Surprisingly little of the universe is visible to us when we incline our heads to the sky. Only about 6,000 stars are visible to the naked eye from Earth, and only about 2,000 can be seen from any one spot. With binoculars the number of stars you can see from a single location rises to about 50,000, and with a small two-inch telescope it leaps to 300,000.
令人吃惊的是,当我们把脑袋探向天空的时候,我们只能看见宇宙的极小部分。从地球上,肉眼只能见到大约6 000颗恒星,从一个角度只能见到大约2000颗。如果用了望远镜,我们从一处看见的星星就可以增加到大约5000颗;要是用一台5厘米的小型天文望远镜,这个数字便猛增到30万颗。

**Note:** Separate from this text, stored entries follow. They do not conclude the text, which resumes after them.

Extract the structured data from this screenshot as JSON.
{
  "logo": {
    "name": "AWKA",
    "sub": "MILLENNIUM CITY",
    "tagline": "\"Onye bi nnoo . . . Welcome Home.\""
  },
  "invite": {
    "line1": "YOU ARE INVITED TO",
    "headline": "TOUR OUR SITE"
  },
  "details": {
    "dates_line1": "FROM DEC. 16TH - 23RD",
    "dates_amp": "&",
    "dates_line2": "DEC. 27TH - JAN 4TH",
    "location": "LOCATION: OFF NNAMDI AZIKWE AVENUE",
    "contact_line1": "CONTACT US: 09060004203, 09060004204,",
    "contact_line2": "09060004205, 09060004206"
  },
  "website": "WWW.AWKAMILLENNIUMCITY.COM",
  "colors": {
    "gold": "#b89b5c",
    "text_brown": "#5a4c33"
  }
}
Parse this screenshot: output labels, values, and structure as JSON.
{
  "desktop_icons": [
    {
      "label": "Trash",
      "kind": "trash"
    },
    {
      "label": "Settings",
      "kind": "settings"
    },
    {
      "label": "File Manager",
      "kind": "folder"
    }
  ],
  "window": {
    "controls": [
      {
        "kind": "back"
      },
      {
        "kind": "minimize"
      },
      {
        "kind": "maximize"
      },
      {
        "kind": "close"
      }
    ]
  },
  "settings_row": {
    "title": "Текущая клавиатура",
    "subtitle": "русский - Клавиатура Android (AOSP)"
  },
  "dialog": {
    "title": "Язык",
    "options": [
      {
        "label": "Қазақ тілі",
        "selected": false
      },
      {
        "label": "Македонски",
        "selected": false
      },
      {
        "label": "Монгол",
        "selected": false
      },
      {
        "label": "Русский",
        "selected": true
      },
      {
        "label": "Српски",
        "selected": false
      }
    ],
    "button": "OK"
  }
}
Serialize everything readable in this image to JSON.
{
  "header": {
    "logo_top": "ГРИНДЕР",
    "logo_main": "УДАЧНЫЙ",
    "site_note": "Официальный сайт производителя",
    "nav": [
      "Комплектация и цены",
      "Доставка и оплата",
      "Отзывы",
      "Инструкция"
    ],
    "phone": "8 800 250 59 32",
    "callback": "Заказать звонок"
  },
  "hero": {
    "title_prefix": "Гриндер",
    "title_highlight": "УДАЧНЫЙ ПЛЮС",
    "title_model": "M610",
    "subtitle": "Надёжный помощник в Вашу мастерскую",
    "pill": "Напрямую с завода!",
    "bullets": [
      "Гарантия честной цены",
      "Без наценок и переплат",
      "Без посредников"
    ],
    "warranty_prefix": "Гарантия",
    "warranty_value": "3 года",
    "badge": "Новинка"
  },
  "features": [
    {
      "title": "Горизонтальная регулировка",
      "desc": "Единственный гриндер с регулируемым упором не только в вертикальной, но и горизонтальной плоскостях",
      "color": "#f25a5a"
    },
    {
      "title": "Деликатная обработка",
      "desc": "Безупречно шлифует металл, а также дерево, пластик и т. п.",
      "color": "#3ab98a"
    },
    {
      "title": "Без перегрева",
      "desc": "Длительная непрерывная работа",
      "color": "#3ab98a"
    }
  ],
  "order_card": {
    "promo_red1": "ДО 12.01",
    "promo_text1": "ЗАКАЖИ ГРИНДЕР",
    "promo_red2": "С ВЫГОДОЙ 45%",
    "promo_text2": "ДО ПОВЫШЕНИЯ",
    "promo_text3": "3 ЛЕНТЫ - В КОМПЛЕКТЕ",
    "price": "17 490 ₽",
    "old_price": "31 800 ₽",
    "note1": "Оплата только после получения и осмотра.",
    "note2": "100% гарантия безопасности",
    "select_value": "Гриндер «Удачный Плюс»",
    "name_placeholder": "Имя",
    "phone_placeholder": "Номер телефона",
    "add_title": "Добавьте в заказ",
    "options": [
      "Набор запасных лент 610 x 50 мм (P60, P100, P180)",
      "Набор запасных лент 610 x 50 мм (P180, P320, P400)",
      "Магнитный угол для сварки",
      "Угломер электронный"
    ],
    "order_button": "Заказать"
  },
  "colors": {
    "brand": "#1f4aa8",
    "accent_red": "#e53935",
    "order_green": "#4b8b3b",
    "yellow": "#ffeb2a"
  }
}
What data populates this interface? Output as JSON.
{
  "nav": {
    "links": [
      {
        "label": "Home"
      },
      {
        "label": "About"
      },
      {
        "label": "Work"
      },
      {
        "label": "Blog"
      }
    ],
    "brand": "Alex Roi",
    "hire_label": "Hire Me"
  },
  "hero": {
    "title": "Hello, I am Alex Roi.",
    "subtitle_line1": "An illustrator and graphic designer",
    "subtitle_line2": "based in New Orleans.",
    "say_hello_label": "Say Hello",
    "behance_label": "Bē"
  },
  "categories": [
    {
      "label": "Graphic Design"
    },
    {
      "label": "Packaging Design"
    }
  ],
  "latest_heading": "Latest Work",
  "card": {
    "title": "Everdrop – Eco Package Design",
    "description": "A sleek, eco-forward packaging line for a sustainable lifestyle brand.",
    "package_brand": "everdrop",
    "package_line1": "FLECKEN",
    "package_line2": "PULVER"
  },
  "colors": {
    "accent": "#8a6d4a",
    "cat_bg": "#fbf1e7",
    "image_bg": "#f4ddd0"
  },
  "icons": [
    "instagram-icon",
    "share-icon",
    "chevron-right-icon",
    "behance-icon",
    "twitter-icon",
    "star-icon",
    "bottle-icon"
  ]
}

With a sixteen-inch telescope, such as Evans uses, you begin to count not in stars but in galaxies. From his deck, Evans supposes he can see between 50,000 and 100,000 galaxies, each containing tens of billions of stars. These are of course respectable numbers, but even with so much to take in, supernovae are extremely rare.
假如使用像埃文斯使用的那种40厘米天文望远镜,我们就不仅可以数恒星,而且可以数星系。埃文斯估计,他从阳台上可以看到的星系可达5万-10万个,每个星系都由几百亿颗恒星组成。这当然是个可观的数字,但即使能看到这么多,超新星也是极其少见的。
A star can burn for billions of years, but it dies just once and quickly, and only a few dying stars explode. Most expire quietly, like a campfire at dawn. In a typical galaxy, consisting of a hundred billion stars, a supernova will occur on average once every two or three hundred years.
一颗恒星可以燃烧几十亿年,而死亡却是一下子的事儿。只有少量的临终恒星发生爆炸,大多数默默地熄灭,就像黎明时的篝火那样。在一个由几千亿颗恒星组成的典型星系里,平均每二三百年会出现一颗超新星。
Finding a supernova therefore was a little bit like standing on the observation platform of the Empire State Building with a telescope and searching windows around Manhattan in the hope of finding, let us say, someone lighting a twenty-first-birthday cake.
因此,寻找一颗超新星,有点像立在纽约帝国大厦的观景台上,用望远镜搜索窗户外的曼哈顿四周,希望发现--比如说--有人在点着21岁生日蛋糕上的蜡烛。